Still, his uncompleted degree proved a burden. Branch recalls his first bank board meeting. “I was so intimidated,” he says. He was the only person of color, and he realized everyone else had a degree as they swapped college stories. “I felt very small, less than,” he says. “I was thinking, ‘Oh my, God, if anyone knew.’ It became unbearable.”
In 2019, Branch told himself it was now or never, for his mother, for his sons, for himself. He rejoined Albright, then almost stopped again because of a promotion heavy on travel. It was March of 2020. A global pandemic soon walloped the world; travel ground to a halt. “It enabled me to do class after class after class,” he says.

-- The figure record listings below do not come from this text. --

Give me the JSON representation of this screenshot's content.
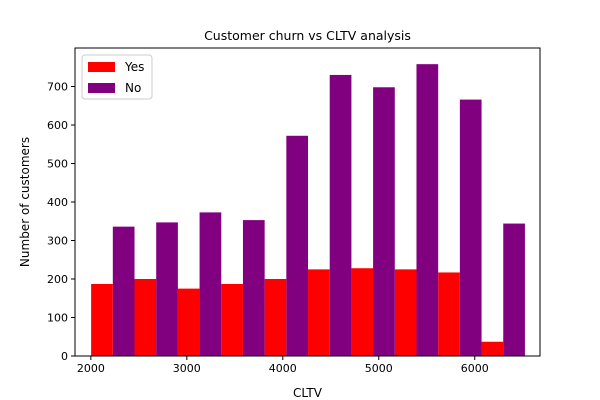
{
  "chart_data": {
    "type": "bar",
    "title": "Customer churn vs CLTV analysis",
    "xlabel": "CLTV",
    "ylabel": "Number of customers",
    "xlim": [
      1835,
      6680
    ],
    "ylim": [
      0,
      800
    ],
    "xticks": [
      2000,
      3000,
      4000,
      5000,
      6000
    ],
    "yticks": [
      0,
      100,
      200,
      300,
      400,
      500,
      600,
      700
    ],
    "bin_edges": [
      2003,
      2455,
      2907,
      3359,
      3811,
      4263,
      4715,
      5167,
      5619,
      6071,
      6523
    ],
    "series": [
      {
        "name": "Yes",
        "color": "#ff0000",
        "values": [
          187,
          200,
          175,
          187,
          200,
          225,
          228,
          225,
          217,
          37
        ]
      },
      {
        "name": "No",
        "color": "#800080",
        "values": [
          336,
          347,
          373,
          353,
          572,
          730,
          698,
          758,
          666,
          344
        ]
      }
    ],
    "legend": {
      "position": "upper-left"
    },
    "grid": false
  }
}
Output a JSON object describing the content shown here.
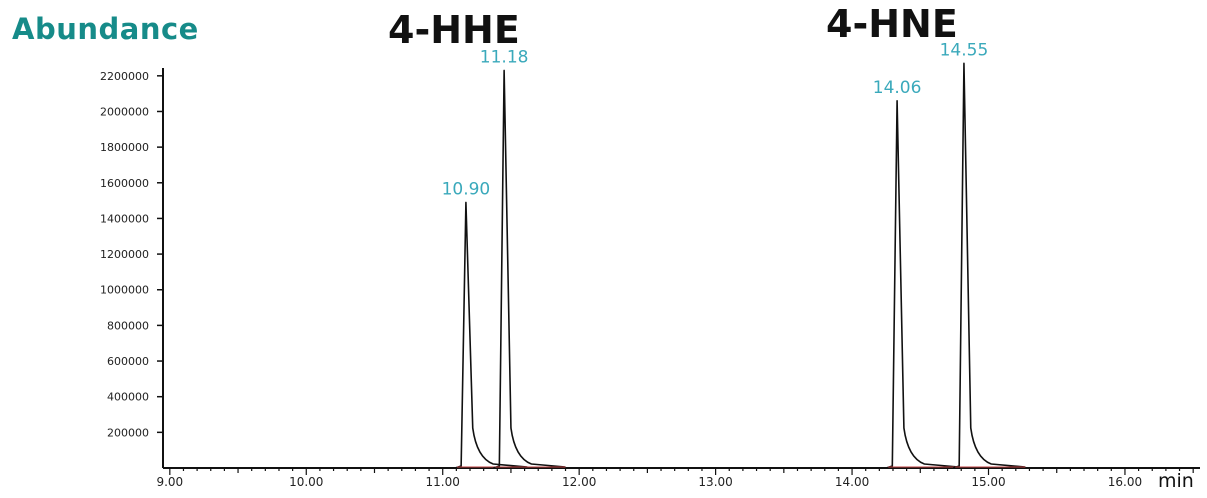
{
  "header": {
    "ylabel": "Abundance",
    "xunit": "min"
  },
  "compounds": [
    "4-HHE",
    "4-HNE"
  ],
  "colors": {
    "trace": "#111111",
    "axis": "#111111",
    "peak_label": "#3aa9bb",
    "ylabel": "#168b89",
    "baseline": "#c04040"
  },
  "chart_data": {
    "type": "line",
    "title": "",
    "xlabel": "min",
    "ylabel": "Abundance",
    "xlim": [
      8.95,
      16.55
    ],
    "ylim": [
      0,
      2300000
    ],
    "x_ticks": [
      9.0,
      10.0,
      11.0,
      12.0,
      13.0,
      14.0,
      15.0,
      16.0
    ],
    "x_tick_labels": [
      "9.00",
      "10.00",
      "11.00",
      "12.00",
      "13.00",
      "14.00",
      "15.00",
      "16.00"
    ],
    "y_ticks": [
      200000,
      400000,
      600000,
      800000,
      1000000,
      1200000,
      1400000,
      1600000,
      1800000,
      2000000,
      2200000
    ],
    "y_tick_labels": [
      "200000",
      "400000",
      "600000",
      "800000",
      "1000000",
      "1200000",
      "1400000",
      "1600000",
      "1800000",
      "2000000",
      "2200000"
    ],
    "grid": false,
    "peaks": [
      {
        "label": "10.90",
        "x": 11.17,
        "y": 1490000
      },
      {
        "label": "11.18",
        "x": 11.45,
        "y": 2230000
      },
      {
        "label": "14.06",
        "x": 14.33,
        "y": 2060000
      },
      {
        "label": "14.55",
        "x": 14.82,
        "y": 2270000
      }
    ]
  }
}
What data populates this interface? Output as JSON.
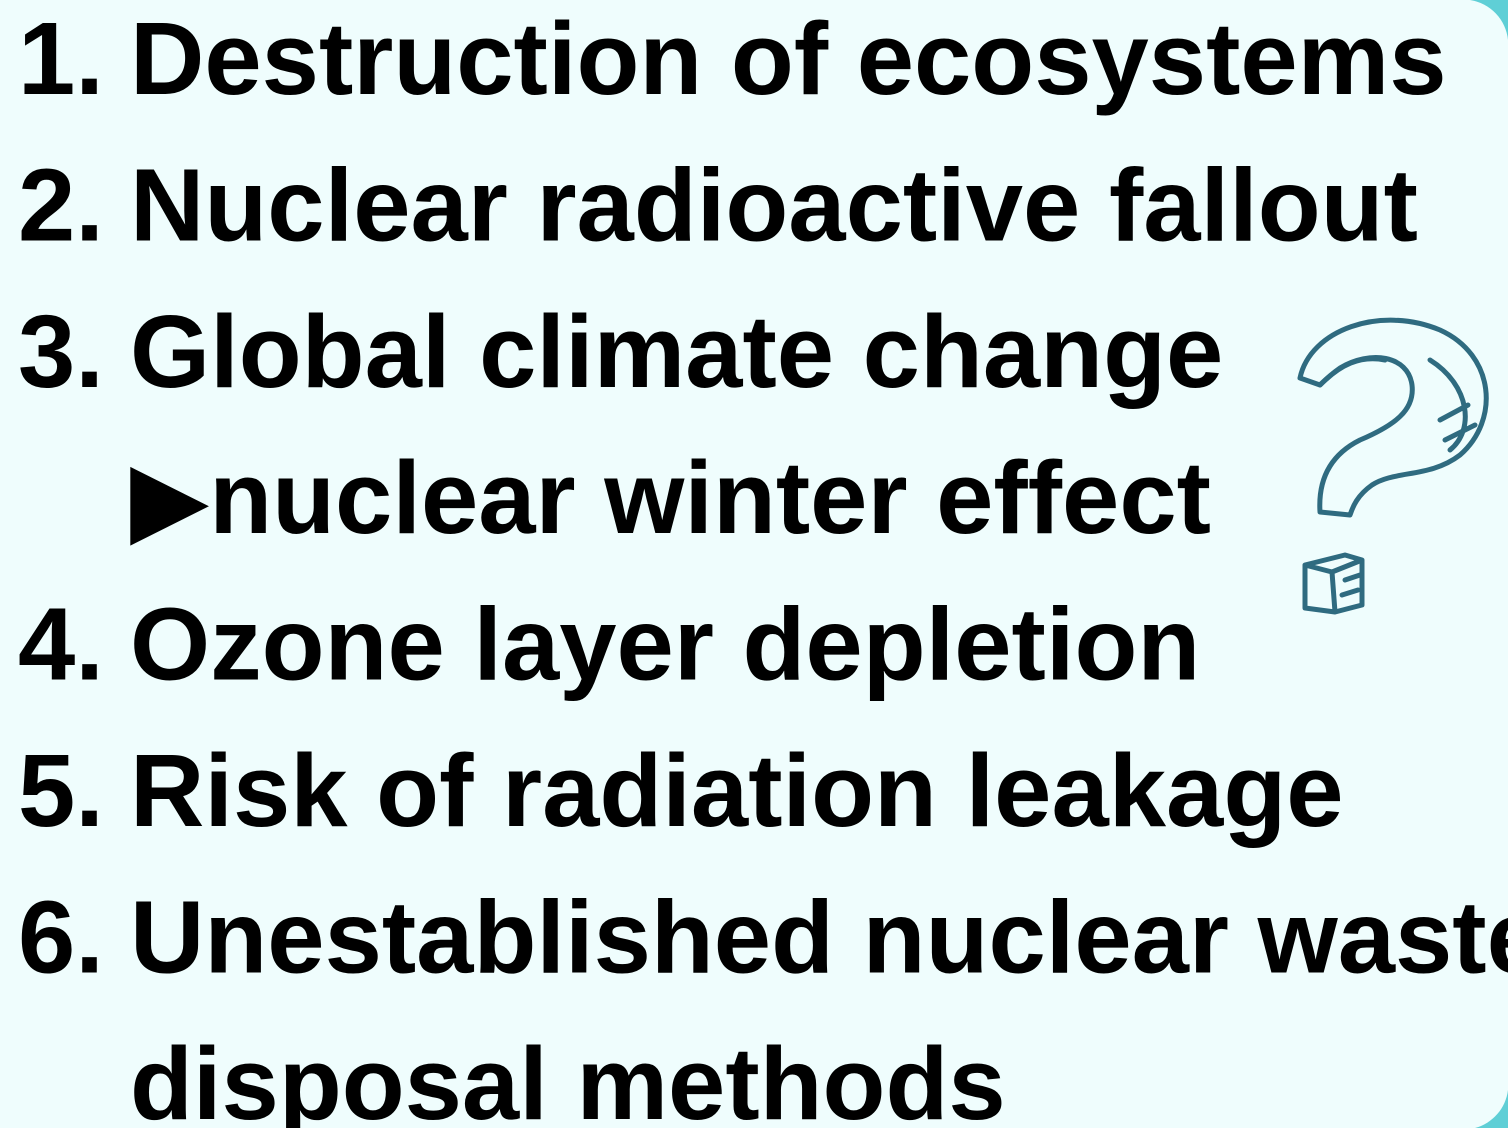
{
  "items": [
    {
      "number": "1.",
      "lines": [
        "Destruction of ecosystems"
      ]
    },
    {
      "number": "2.",
      "lines": [
        "Nuclear radioactive fallout"
      ]
    },
    {
      "number": "3.",
      "lines": [
        "Global climate change",
        "▶nuclear winter effect"
      ]
    },
    {
      "number": "4.",
      "lines": [
        "Ozone layer depletion"
      ]
    },
    {
      "number": "5.",
      "lines": [
        "Risk of radiation leakage"
      ]
    },
    {
      "number": "6.",
      "lines": [
        "Unestablished nuclear waste",
        "disposal methods"
      ]
    }
  ]
}
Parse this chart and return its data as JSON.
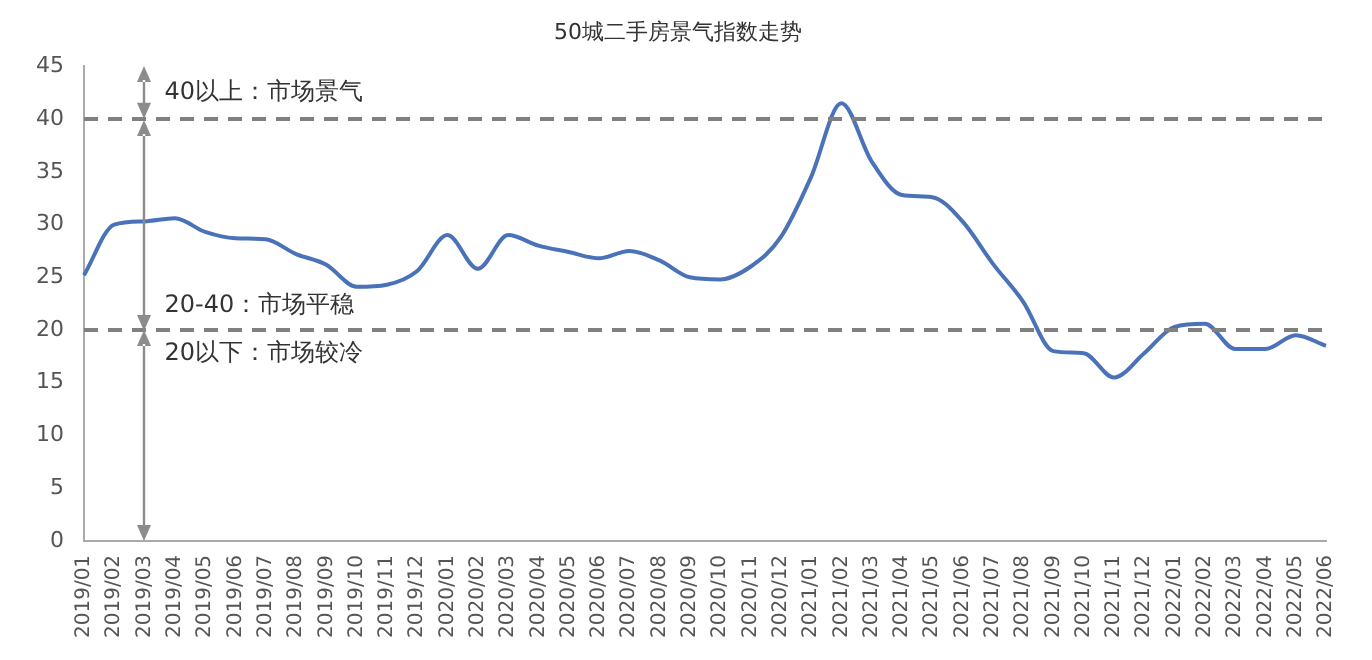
{
  "chart_data": {
    "type": "line",
    "title": "50城二手房景气指数走势",
    "categories": [
      "2019/01",
      "2019/02",
      "2019/03",
      "2019/04",
      "2019/05",
      "2019/06",
      "2019/07",
      "2019/08",
      "2019/09",
      "2019/10",
      "2019/11",
      "2019/12",
      "2020/01",
      "2020/02",
      "2020/03",
      "2020/04",
      "2020/05",
      "2020/06",
      "2020/07",
      "2020/08",
      "2020/09",
      "2020/10",
      "2020/11",
      "2020/12",
      "2021/01",
      "2021/02",
      "2021/03",
      "2021/04",
      "2021/05",
      "2021/06",
      "2021/07",
      "2021/08",
      "2021/09",
      "2021/10",
      "2021/11",
      "2021/12",
      "2022/01",
      "2022/02",
      "2022/03",
      "2022/04",
      "2022/05",
      "2022/06"
    ],
    "series": [
      {
        "color": "#4a72b8",
        "values": [
          25.2,
          30.0,
          30.3,
          30.6,
          29.3,
          28.7,
          28.6,
          27.2,
          26.2,
          24.1,
          24.3,
          25.6,
          29.0,
          25.8,
          29.0,
          28.0,
          27.4,
          26.8,
          27.5,
          26.6,
          25.0,
          24.8,
          26.0,
          28.8,
          34.5,
          41.5,
          36.0,
          32.8,
          32.6,
          30.3,
          26.3,
          22.7,
          18.0,
          17.8,
          15.5,
          17.8,
          20.3,
          20.6,
          18.2,
          18.2,
          19.5,
          18.5
        ]
      }
    ],
    "ylim": [
      0,
      45
    ],
    "yticks": [
      0,
      5,
      10,
      15,
      20,
      25,
      30,
      35,
      40,
      45
    ],
    "grid": false,
    "legend": false,
    "marker": "none",
    "line_style": "solid",
    "ref_lines": [
      {
        "axis": "y",
        "value": 40,
        "color": "#808080",
        "line_style": "dashed"
      },
      {
        "axis": "y",
        "value": 20,
        "color": "#808080",
        "line_style": "dashed"
      }
    ],
    "annotations": [
      "40以上：市场景气",
      "20-40：市场平稳",
      "20以下：市场较冷"
    ]
  }
}
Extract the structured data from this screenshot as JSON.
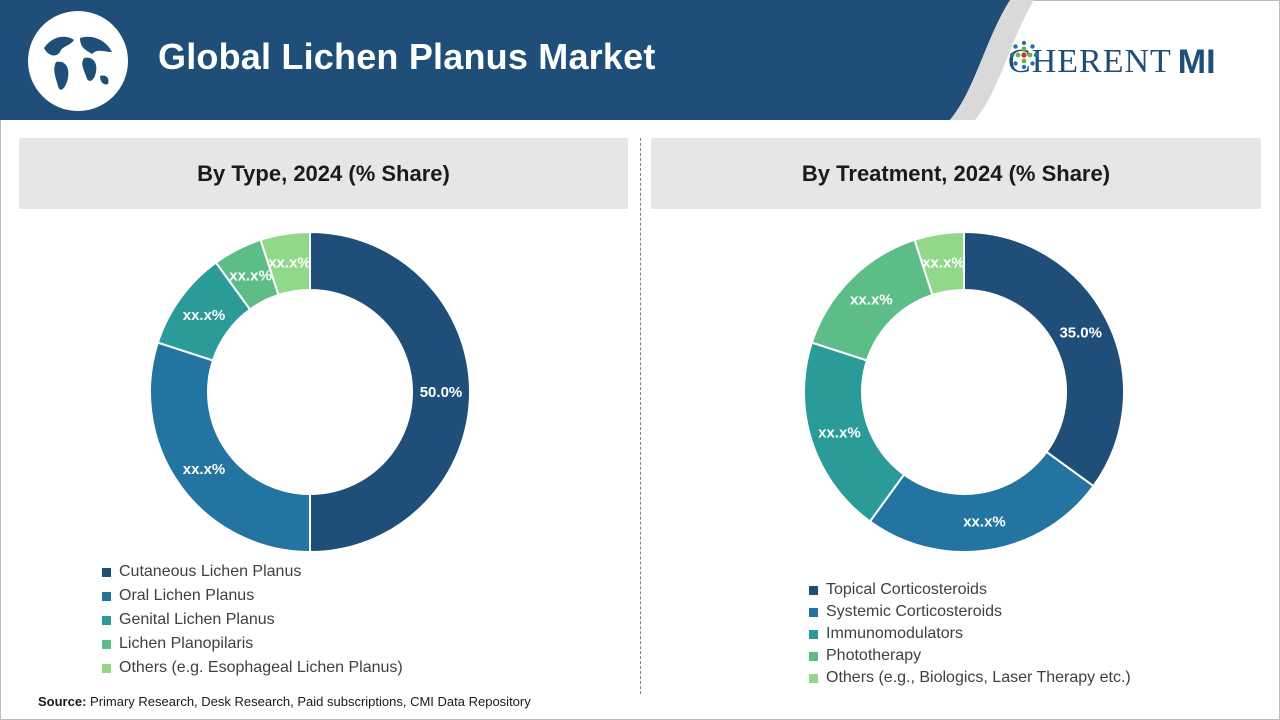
{
  "header": {
    "title": "Global Lichen Planus Market",
    "logo_left": "C",
    "logo_mid": "HERENT",
    "logo_right": "MI"
  },
  "colors": {
    "header_blue": "#1f4e79",
    "series": [
      "#1f4e79",
      "#2474a1",
      "#2b9b9a",
      "#5dbd88",
      "#92d88a"
    ]
  },
  "chart_data": [
    {
      "type": "pie",
      "style": "donut",
      "title": "By Type, 2024 (% Share)",
      "categories": [
        "Cutaneous Lichen Planus",
        "Oral Lichen Planus",
        "Genital Lichen Planus",
        "Lichen Planopilaris",
        "Others (e.g. Esophageal Lichen Planus)"
      ],
      "values": [
        50.0,
        30.0,
        10.0,
        5.0,
        5.0
      ],
      "data_labels": [
        "50.0%",
        "xx.x%",
        "xx.x%",
        "xx.x%",
        "xx.x%"
      ],
      "legend_position": "bottom-left"
    },
    {
      "type": "pie",
      "style": "donut",
      "title": "By Treatment, 2024 (% Share)",
      "categories": [
        "Topical Corticosteroids",
        "Systemic Corticosteroids",
        "Immunomodulators",
        "Phototherapy",
        "Others (e.g., Biologics, Laser Therapy etc.)"
      ],
      "values": [
        35.0,
        25.0,
        20.0,
        15.0,
        5.0
      ],
      "data_labels": [
        "35.0%",
        "xx.x%",
        "xx.x%",
        "xx.x%",
        "xx.x%"
      ],
      "legend_position": "bottom-right"
    }
  ],
  "source": {
    "label": "Source:",
    "text": "Primary Research, Desk Research, Paid subscriptions, CMI Data Repository"
  }
}
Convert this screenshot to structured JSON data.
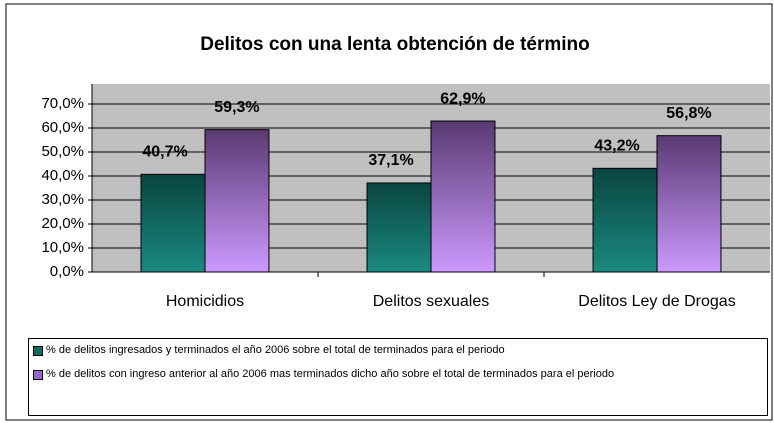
{
  "chart_data": {
    "type": "bar",
    "title": "Delitos con una lenta obtención de término",
    "categories": [
      "Homicidios",
      "Delitos sexuales",
      "Delitos Ley de Drogas"
    ],
    "series": [
      {
        "name": "% de delitos ingresados y terminados el año 2006 sobre el total de terminados para el periodo",
        "color": "#0f6b62",
        "values": [
          40.7,
          37.1,
          43.2
        ],
        "value_labels": [
          "40,7%",
          "37,1%",
          "43,2%"
        ]
      },
      {
        "name": "% de delitos con ingreso anterior al año 2006 mas terminados dicho año sobre el total de terminados para el periodo",
        "color": "#9966cc",
        "values": [
          59.3,
          62.9,
          56.8
        ],
        "value_labels": [
          "59,3%",
          "62,9%",
          "56,8%"
        ]
      }
    ],
    "ylim": [
      0,
      70
    ],
    "yticks": [
      {
        "value": 0,
        "label": "0,0%"
      },
      {
        "value": 10,
        "label": "10,0%"
      },
      {
        "value": 20,
        "label": "20,0%"
      },
      {
        "value": 30,
        "label": "30,0%"
      },
      {
        "value": 40,
        "label": "40,0%"
      },
      {
        "value": 50,
        "label": "50,0%"
      },
      {
        "value": 60,
        "label": "60,0%"
      },
      {
        "value": 70,
        "label": "70,0%"
      }
    ],
    "grid": true
  }
}
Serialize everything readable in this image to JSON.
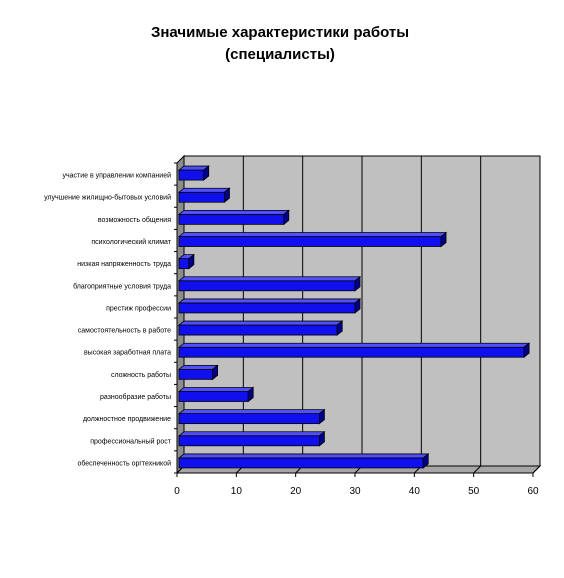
{
  "chart_data": {
    "type": "bar",
    "orientation": "horizontal",
    "style": "3d",
    "title_line1": "Значимые характеристики работы",
    "title_line2": "(специалисты)",
    "categories": [
      "участие в управлении компанией",
      "улучшение жилищно-бытовых условий",
      "возможность общения",
      "психологический климат",
      "низкая напряженность труда",
      "благоприятные условия труда",
      "престиж профессии",
      "самостоятельность в работе",
      "высокая заработная плата",
      "сложность работы",
      "разнообразие работы",
      "должностное продвижение",
      "профессиональный рост",
      "обеспеченность оргтехникой"
    ],
    "values": [
      4.5,
      8,
      18,
      44.5,
      2,
      30,
      30,
      27,
      58.5,
      6,
      12,
      24,
      24,
      41.5
    ],
    "xlim": [
      0,
      60
    ],
    "xticks": [
      "0",
      "10",
      "20",
      "30",
      "40",
      "50",
      "60"
    ],
    "colors": {
      "bar_front": "#1010ee",
      "bar_top": "#5050ff",
      "bar_side": "#000088",
      "plot_back": "#c0c0c0",
      "plot_floor": "#a6a6a6",
      "plot_wall": "#8c8c8c"
    },
    "grid": true,
    "legend": "none"
  }
}
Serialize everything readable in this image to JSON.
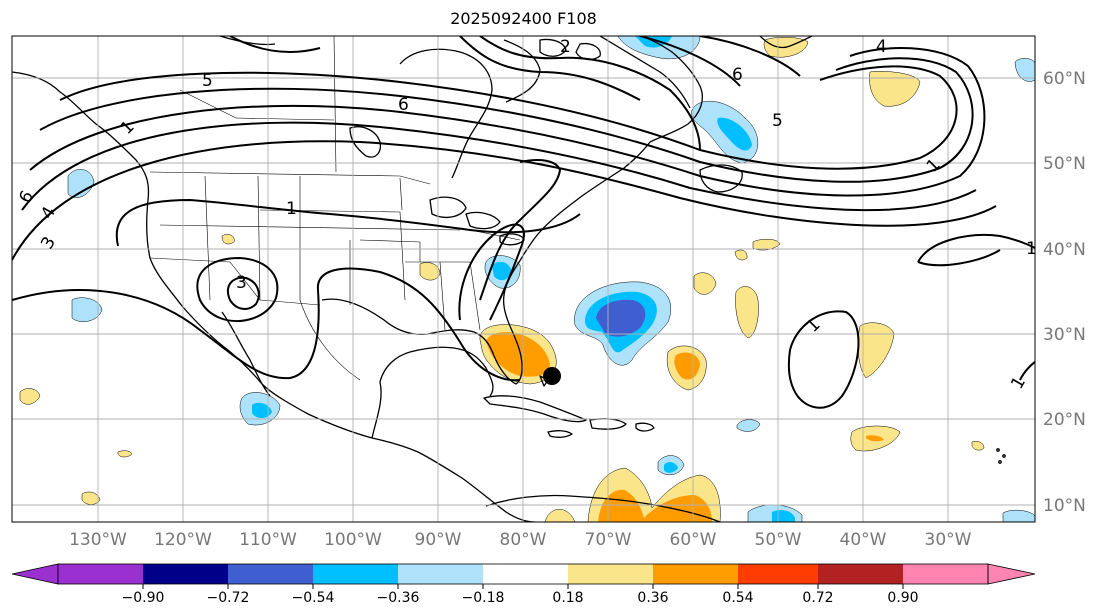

It was challenging, Branch allows, especially all those papers, but he worked hard. “My mother always said, ‘I want you to be your best person,’ and in my mind, I interpreted that as work hard,” he says. “I will always outwork anyone. I’ll stay up later, I’ll research longer, I’ll send out that one last email.”
When Branch got his diploma, he says, he shed tears of joy. “I felt a big relief, like a rock was lifted off my shoulders,” he says. Finally, he had fulfilled his commitment to his mother — and to himself.
“I no longer feel inferior,” Branch says. “I no longer feel less than.”
– Journalist Lini S. Kadaba is a former Philadelphia Inquirer staff writer based in Newtown Square, Pa.